Напомним, что разработка «александровского мифа» Жуковским началась с воспевания вечного мира, утвержденного государем после войн с Наполеоном. Поэзия 1814–1821 годов — поэзия грандиозного триумфа, вечного праздника, преображения мира и души поэта. «Николаевский миф» начинается в творчестве Жуковского с введения темы продолжающейся истории и образа пылающего града. Поэт теперь не бард царского триумфа, не взволнованный пророк пробуждения мира и не певец счастливого царства фей, граничащего с небесной обителью, но умудренный опытом толкователь сегодняшних испытаний в плане таинственного Провидения; он наставник наследника престола, которому суждено будет преобразовать Россию, и провидец грядущего во тьме нынешнего.
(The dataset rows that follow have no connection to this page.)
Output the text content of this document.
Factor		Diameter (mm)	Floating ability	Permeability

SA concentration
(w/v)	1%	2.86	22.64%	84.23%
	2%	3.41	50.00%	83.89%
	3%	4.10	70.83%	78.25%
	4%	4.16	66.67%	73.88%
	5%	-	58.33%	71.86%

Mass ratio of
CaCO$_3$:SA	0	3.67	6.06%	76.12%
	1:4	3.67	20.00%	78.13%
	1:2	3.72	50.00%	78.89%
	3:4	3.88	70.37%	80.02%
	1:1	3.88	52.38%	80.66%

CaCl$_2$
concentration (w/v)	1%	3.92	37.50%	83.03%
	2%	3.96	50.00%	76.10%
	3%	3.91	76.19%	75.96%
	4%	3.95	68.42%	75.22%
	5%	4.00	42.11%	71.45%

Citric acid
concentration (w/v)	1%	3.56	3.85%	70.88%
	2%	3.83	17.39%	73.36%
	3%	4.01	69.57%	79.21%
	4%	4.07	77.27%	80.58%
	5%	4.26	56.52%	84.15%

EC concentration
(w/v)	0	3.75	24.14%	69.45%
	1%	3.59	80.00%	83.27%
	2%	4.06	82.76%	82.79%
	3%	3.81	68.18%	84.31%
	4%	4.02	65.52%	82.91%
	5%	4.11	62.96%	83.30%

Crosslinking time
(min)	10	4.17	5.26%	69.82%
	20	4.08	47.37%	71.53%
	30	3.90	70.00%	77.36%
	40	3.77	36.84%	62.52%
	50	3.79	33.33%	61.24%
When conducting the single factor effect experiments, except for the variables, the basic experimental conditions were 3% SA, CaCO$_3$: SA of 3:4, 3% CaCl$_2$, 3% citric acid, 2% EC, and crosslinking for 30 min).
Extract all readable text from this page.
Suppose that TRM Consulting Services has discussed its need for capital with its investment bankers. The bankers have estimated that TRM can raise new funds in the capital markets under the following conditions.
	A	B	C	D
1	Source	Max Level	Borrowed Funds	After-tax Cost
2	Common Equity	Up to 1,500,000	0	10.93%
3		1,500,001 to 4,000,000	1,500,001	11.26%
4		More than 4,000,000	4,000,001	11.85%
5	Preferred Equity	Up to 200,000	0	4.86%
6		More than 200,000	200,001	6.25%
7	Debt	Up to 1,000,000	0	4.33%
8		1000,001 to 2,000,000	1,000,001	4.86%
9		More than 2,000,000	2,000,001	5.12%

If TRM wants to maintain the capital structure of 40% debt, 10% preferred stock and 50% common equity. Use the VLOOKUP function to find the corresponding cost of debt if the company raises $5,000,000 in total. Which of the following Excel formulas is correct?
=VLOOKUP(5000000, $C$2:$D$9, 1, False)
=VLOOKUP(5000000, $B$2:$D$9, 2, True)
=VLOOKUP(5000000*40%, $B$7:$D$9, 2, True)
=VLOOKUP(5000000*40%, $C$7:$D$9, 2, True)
В 1832–1834 годах Жуковскому казалось, что полоса испытаний, выпавших на долю России, прошла, настало время прочного мира. Символическим подтверждением последнего стали два значимых события 1834 года: присяга государя наследника на верность отцу и водружение Александровской колонны в Петербурге. Первое означало связь с прекрасным будущим России, второе — с ее героическим прошлым (таким образом, настоящее, обеспечивающее историческую преемственность и порядок, олицетворялось императором Николаем). Программная статья Жуковского об открытии Александровской колонны 30 августа 1834 года начиналась с уже знакомого нам изображения ночной бури, очистившей небо. В день торжества солнце «взошло великолепно» и глазам предстало чудное зрелище, знаменующее, по Жуковскому, что «Россия, все свое взявшая, извне безопасная, врагу недоступная и погибельная, не страх, а страж породнившейся с нею Европы, вступила ныне в новый великий период бытия своего, в период развития внутреннего, твердой законности, безмятежного приобретения всех сокровищ общежития», что она, «как удобренное поле, кипит брошенною в недра ея жизнию, и готова произрастить богатую жатву гражданского благоденствия, вверенного самодержавию, коим некогда была создана и упрочена ея сила…» (Жуковский 1902: X, 29–32)[207]. Символом этого нового периода становится грандиозный памятник минувшему — колонна, увенчанная ангелом с лицом Александра. Однако в отличие от «александровского мифа» мирное бытие не мыслится всемирным, но только национальным (Россия — страж Европы), а следовательно, оно в принципе уязвимо. В новой апокалиптической версии Жуковского «дорога бурь», как и положено, «приводит к тишине», но поэт видит, что до истинной пристани еще далеко, а потому от путников все еще требуются вера, терпение, мудрость и историческая отвага.